The founders of Emproof – Marc Fyrbiak, Phillip Koppe and Tim Blazytko – met at Germany’s Ruhr-Universität Bochum while researching IT security. Marc worked on the hardware security side, while Philipp and Tim focused on research in software security.
For Marc computer security is an interest that goes all the way back to his schooldays – but he didn’t realise it would eventually involve running a company. We asked him how he got from a teenage fascination with computers to founding Emproof.
My area of expertise is mainly hardware security. I was always fascinated by computers and security. Even at school I was constantly asking “what’s going on?” “How does it work?” “How is it protected?”
I even did some internships at some very large organisations where I had a chance to look at networks and get round firewalls. At university, however, I moved towards the theory side, math and cryptanalysis, before moving back into practical areas such as hardware reverse engineering: how chips are built, how hardware security systems can be manipulated and circumvented. I also worked on the software side, but my area of expertise is mainly in hardware security. So, what I bring to the table for Emproof is the hardware security view but also relevant experience in building software systems.
It’s the overall product that we build that excites me most: the fact that it adds value to the overall state of embedded security and software security – and that building it is so challenging. We’ve tried to answer the question: How do you ensure support for multiple architectures but also create a solution that has minimal impact on performance and memory overhead? If the security is 100 times the size of the original functionality it might be the most secure system imaginable, but it would not be viable for commercial use. That’s why we had to find a way to develop a solution with a limited impact on the original product.
There’s also supporting software involved in achieving this functional safety: test systems that customers do not see but that are vital to the product value proposition. Some assume that if they apply our solution their software works as intended. Making that happen involves these advanced test and validation systems. That, again, is both exciting and challenging.
There’s a lot of exciting developments that would provide solutions to the problems facing industry. So many cool things are happening that use embedded systems and that will affect our daily lives. Specifically, in the field of automotive with sophisticated software and hardware to build autonomous systems, and the medical field where smart sensors are used for monitoring and diagnostics.
Yes and no. A lot of systems are not attacked by the most sophisticated attackers. Most of the systems we have seen – and sometimes also attacked ourselves for demonstration purposes – have no software security implemented at all. In that regard yes, it’s good that legal requirements are being introduced. As a security engineer I would love to see security measurements or functionality already in place. It’s better for the overall state of embedded systems.

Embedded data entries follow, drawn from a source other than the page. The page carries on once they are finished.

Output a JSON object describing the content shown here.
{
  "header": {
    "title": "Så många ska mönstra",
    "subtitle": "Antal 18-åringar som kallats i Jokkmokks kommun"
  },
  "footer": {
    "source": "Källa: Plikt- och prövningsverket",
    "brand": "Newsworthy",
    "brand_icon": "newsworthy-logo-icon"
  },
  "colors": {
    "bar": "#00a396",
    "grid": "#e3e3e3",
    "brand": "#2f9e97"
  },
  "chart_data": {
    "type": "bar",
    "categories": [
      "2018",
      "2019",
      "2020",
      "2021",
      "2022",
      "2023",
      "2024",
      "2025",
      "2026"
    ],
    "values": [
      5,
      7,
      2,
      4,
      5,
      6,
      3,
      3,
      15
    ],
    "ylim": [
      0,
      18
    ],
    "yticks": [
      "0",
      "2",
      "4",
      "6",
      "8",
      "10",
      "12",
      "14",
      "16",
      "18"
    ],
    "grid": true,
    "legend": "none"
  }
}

But bear in mind when we started it was unclear how to build such a solution. This is why we spent a couple of years in research to develop Emproof Nyx. We needed to develop something that would work everywhere – because embedded systems are heterogeneous in the underlying hardware– but that also had minimal impact on memory, performance and latency, and would be compliant with functional safety.
At the time such a solution didn’t exist. We needed to come up with new algorithms and strategies custom-tailored for embedded systems to achieve the software security properties and low overhead we were aiming for. You can’t just take something that works on your laptop and put it in an embedded system and hope for the best. So I’m glad the law is supporting our efforts. But developing this sort of security and getting it adopted is not a simple process.
Again, yes and no. We sometimes ask potential customers: “Who’s running your security department?” and they go blank. After all, if I’m building a pacemaker, and it doesn’t work, somebody is responsible. For security this wasn’t always the case. If people now must be legally responsible for security, that’s good. Awareness is growing now. You can’t just ship a product and hope it doesn’t get hacked.
However, the problem is a lot of systems are out there with a lot of vulnerabilities that are sometimes not exploited because attackers haven’t tried yet– and designers don’t realise the vulnerabilities exist. I’ve been shown systems where I’ve found and exploited a major security flaw in minutes. The owners have said it was secure for 10 years. It wasn’t. It’s just that no one had tried. So, awareness is still a tricky subject.
It’s always the right time to find a security solution for any problem. It’s just that we have done so at a time when companies feel they can no longer legally leave security as an afterthought. We’ve also been able to get the overhead numbers down. Support for ubiquitous high-volume low-end embedded systems is now possible.
Having a company was not on the initial agenda! At school I just wanted to understand how these things can be done to computers – whether I found a job in that domain or not. Running a company was not really on my radar until my PhD. The three of us demonstrated attacks on systems and we were asking ourselves: Why is this so easy? What’s missing and why? What would a security solution would prevent us from being able to do this?
It was a huge success for Emproof to receive a government grant to build demonstrators and conduct research into how to develop something that could deliver IP protection in embedded systems with limited overhead – as a new program for the ministry it showed they had real trust in our expertise and what we could deliver. That took a couple of years. Then we translated that knowledge into a company and founded Emproof. And here we are!
We think we will play an important role in the embedded software security domain, both as a driver for the market and as a provider of effective security solutions. As for the next five years, by 2028 we hope to be securing many products across several sectors and providing real security value.